GUIDELINES FOR THE LITERATURE REPORT
Undergraduates and Graduate Students
The objectives of your preparing this report are to acquire
familiarity with techniques and research in modern mineralogy by reading
current literature, to apply what you have learned in class to interpreting,
summarizing and even critiquing the articles, and to learn to cope with
concepts and technical details that you have not yet studied or that go well
beyond your studies. The following guidelines apply to these reports. (Grading
of the report will refer explicitly to these points.)
This semester's report is to be based on a (new) mineral description article in the American Mineralogist,
or Canadian Mineralogist, or similar journals, such as the European
Journal of Mineralogy, or Mineralogical Magazine. These are available from the NDSU library in hard
copy or electronic form, through Interlibrary Loan, or from individual journal websites. Check with me if you have any doubt about the suitability of the article you choose.

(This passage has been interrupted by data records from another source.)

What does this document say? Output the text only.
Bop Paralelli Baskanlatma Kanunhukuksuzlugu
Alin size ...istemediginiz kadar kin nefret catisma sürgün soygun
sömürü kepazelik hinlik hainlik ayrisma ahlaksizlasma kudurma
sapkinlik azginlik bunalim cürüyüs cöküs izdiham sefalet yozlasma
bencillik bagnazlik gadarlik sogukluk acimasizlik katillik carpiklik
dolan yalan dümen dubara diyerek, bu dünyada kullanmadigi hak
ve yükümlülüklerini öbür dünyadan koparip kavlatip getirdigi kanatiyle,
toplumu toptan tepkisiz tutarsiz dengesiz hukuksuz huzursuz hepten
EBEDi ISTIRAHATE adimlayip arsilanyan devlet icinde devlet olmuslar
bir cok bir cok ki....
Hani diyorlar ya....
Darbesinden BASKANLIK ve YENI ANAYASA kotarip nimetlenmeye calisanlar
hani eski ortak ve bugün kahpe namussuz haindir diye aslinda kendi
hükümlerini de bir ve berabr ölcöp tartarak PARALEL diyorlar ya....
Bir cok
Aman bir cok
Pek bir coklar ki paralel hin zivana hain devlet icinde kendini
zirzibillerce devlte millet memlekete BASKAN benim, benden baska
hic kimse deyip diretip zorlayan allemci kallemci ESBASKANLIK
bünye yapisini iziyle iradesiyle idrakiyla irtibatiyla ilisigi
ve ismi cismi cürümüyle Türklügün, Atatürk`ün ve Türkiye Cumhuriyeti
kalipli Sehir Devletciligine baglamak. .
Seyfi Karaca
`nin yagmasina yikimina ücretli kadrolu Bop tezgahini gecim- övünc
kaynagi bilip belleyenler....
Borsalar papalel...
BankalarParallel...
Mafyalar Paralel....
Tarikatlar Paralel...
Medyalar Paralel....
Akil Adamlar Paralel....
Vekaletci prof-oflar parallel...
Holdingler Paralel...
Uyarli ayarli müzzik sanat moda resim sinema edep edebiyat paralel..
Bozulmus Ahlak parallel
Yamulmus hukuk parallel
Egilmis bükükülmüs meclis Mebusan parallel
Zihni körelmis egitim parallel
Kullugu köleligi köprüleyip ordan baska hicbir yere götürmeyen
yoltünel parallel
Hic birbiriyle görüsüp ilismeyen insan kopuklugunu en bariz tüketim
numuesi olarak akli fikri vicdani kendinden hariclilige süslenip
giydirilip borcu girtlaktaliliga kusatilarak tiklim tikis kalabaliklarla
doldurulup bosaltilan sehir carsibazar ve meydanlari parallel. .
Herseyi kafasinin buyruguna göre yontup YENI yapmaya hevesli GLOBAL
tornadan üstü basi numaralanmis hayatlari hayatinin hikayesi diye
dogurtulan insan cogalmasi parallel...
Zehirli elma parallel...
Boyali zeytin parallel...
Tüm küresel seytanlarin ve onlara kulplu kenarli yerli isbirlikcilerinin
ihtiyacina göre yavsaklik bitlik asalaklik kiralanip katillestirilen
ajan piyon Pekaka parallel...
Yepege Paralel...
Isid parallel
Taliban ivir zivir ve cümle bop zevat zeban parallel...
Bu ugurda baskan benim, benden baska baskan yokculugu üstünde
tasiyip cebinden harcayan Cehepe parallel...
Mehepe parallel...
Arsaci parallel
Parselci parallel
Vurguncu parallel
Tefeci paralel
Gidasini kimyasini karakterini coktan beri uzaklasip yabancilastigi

Provide a 3-5 page summary of the
article that can include photocopies of key figures and tables integrated into
your text, if this is essential to your report. It is to be written in your
own words. If quotes are necessary, they should be properly identified and
referenced. Make it clear by your writing style that you are reporting what the
authors found, i.e., do not write in the active voice/present tense as if you
had done the work. Instead say "x and y (201x) found that," or
"the authors measured the ..."
Your introduction should include a complete reference to the article.
You are encouraged to use other
sources (texts and journal articles) to define, clarify and elaborate on
material brought up in your article. Do not use a technical term that you don't
understand without an accompanying definition or explanation! Reference these
alternate sources properly.
Give the formula of any mineral
name that you cite if we have not studied that mineral. Put lengthy lists of unfamiliar minerals into a table. Fleischer's Glossary of
Mineral Species may be consulted, as may online resources such as webmineral.com, mindat.org, and the International Mineralogical Association website at rruff.info/ima.
Your report must contain comments on how the article related to what you have studied in class and what the article has done to help you see the application of material studied in class. Note any parts of the article that you did not understand and about which you could not find any explanatory background.
Your "References Cited"
section should use the style of references in the journal from which you choose
Use correct grammar, sentence structure and spelling. With the long lead time, you should be able to produce a "well polished"
Be sure to attach a copy of the article to your report, or submit a .pdf of it to me.
GUIDELINES FOR THE GRADUATE STUDENT TERM PROJECT
Graduate Students in Geology 620 - Mineralogy
Length of Project: 6-8 pages of text, plus illustrations and appendices.
Course Points: together with Mineralogy Literature report assignment: 10% of course grade.
Completed Papers Due: Dec. 13, 11:59 p.m.
Our objective during the last section of the class is to "consolidate our gains" in mineralogy knowledge and broaden our experience on the applications of this knowledge to your graduate research project.
Topic Selection: Select a topic that addresses an aspect of your graduate research project. The topic should contain some component of mineralogy or material science so that you can apply what you have learned in this class.
Citation and Reference System: All statements used in this report that are not derived from your own research are to be properly referenced. A "references cited" section that lists those materials that you actually used and cited is to be given at the end. Citation format is to follow exactly the format used by the journal American Mineralogist.
You are encouraged to use a diverse series of source materials, including your own research, government reports, journals and books. Creativity is encouraged.